In the early morning, before the heat rises, the
do-it-yourself tasks are ticked away: the burying of the water line,
installation of shutter clasps, the hook-up of gas of their cooker, the
seemingly endless of picking rocks from the κτήμα (property), and plantings: yesterday’s
lavender and mint, tomorrow’s Valencia oranges, lemon, apricot, and fig trees,
pomegranate, avocado, sage and a host of other aromatic ornamentals. In a few
days, Jonathan will begin to paint the house with the help of his friend Paul,
but not before he closes the end openings of the ceramic roof tiles, which have
become home to a variety of sparrows, swallows, and swifts, whose constant stratching
and peeking in the roof can be maddening.
A few hours on the beach is all that can be tolerated
now—the heat builds to an excruciating extent by 1 p.m. or so, and retreat to
the shade is the only sensible option. Jonathan’s birthday suit has sustained
some slight damage, so caution is the word of the day.
Each night begins with a vow to return home from Finikounda
early (by 2 a.m….or at least 3 a.m.), and each night said vow is broken. Life
really begins at the village around midnight and the last of the cafeneions
close their doors just before sunrise, not just for the adults but for children
of all ages. For this schedule, an afternoon siesta has become a matter of
self-preservation.
Yesterday morning, while Lucia slumbered and Jonathan worked
on varnishing the window screen frames, a small puppy emerged from the adjacent
olive grove—sheepishly approaching the house, it’s little tail wagging.

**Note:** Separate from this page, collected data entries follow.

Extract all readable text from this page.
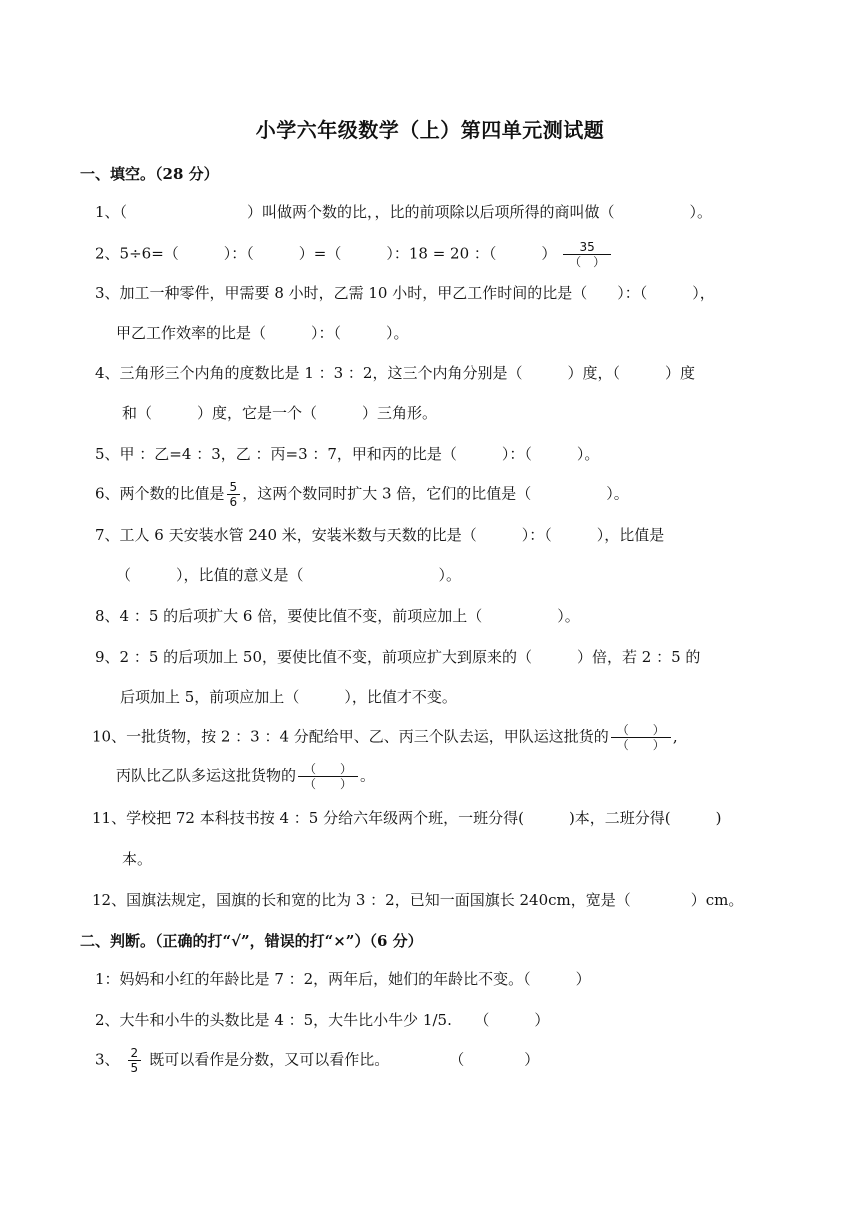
小学六年级数学（上）第四单元测试题
一、填空。（28 分）
1、（　　　　　　　　）叫做两个数的比，，比的前项除以后项所得的商叫做（　　　　　）。
2、5÷6=（　　　）：（　　　）=（　　　）：18 = 20 ：（　　　） $\frac{35}{( )}$
3、加工一种零件，甲需要 8 小时，乙需 10 小时，甲乙工作时间的比是（　　）：（　　　），
甲乙工作效率的比是（　　　）：（　　　）。
4、三角形三个内角的度数比是 1 ：3 ：2，这三个内角分别是（　　　）度，（　　　）度
和（　　　）度，它是一个（　　　）三角形。
5、甲 ：乙=4 ：3，乙 ：丙=3 ：7，甲和丙的比是（　　　）：（　　　）。
6、两个数的比值是 $\frac{5}{6}$ ，这两个数同时扩大 3 倍，它们的比值是（　　　　　）。
7、工人 6 天安装水管 240 米，安装米数与天数的比是（　　　）：（　　　），比值是
（　　　），比值的意义是（　　　　　　　　　）。
8、4 ：5 的后项扩大 6 倍，要使比值不变，前项应加上（　　　　　）。
9、2 ：5 的后项加上 50，要使比值不变，前项应扩大到原来的（　　　）倍，若 2 ：5 的
后项加上 5，前项应加上（　　　），比值才不变。
10、一批货物，按 2 ：3 ：4 分配给甲、乙、丙三个队去运，甲队运这批货的 $\frac{( )}{( )}$ ,
丙队比乙队多运这批货物的 $\frac{( )}{( )}$ 。
11、学校把 72 本科技书按 4 ：5 分给六年级两个班，一班分得(　　　)本，二班分得(　　　)
本。
12、国旗法规定，国旗的长和宽的比为 3 ：2，已知一面国旗长 240cm，宽是（　　　　）cm。
二、判断。（正确的打“√”，错误的打“×”）（6 分）
1：妈妈和小红的年龄比是 7 ：2，两年后，她们的年龄比不变。（　　　）
2、大牛和小牛的头数比是 4 ：5，大牛比小牛少 1/5.　　（　　　）
3、 $\frac{2}{5}$ 既可以看作是分数，又可以看作比。　　　　　（　　　　）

Jonathan roused Lucia so that she might meet the visitor, and the two bonded
instantly. They named her Ελευθερία (Elefteria= “freedom”), and “Lefty” is her nickname. As much as
the two might like to bring this sweet creature back to Maine, alas she must
find her own home or suffer the fate of so many strays in this country.
The night before the small travel guitar followed the two
into the village. Lucia serenaded their friends at the cafeneion with a mournful love song—and then Jonathan played
“Stormy Monday” while their friend Niko belted out the lyrics. It was great fun
for everyone.
The neighbors in this mountain village, in the true spirit
of Greek curiosity, have introduced themselves—bringing bunches of wild
oregano, jars of olives, bottles of wine, soda bottles full of rich green olive
oil, goat cheese, and plants for their tabula
rosa property. Everyone is a farmer, even those with other jobs, and people take great pride in their olive orchards, vineyards, and gardens. The kindness, generosity, and welcoming nature of the
village is always much in evidence…as are the many questions. What a Westerner
might consider “nosy” is par for the course: what do you do, how much do you
earn, when can you retire and live here? These are frequent questions.
In a few short days, the two will be joined by Jonathan’s
sister Dyan (Lucia’s νουνά—nouna—or godmother) and niece Zoe. There
is great anticipation and the joy of sharing this special place with family.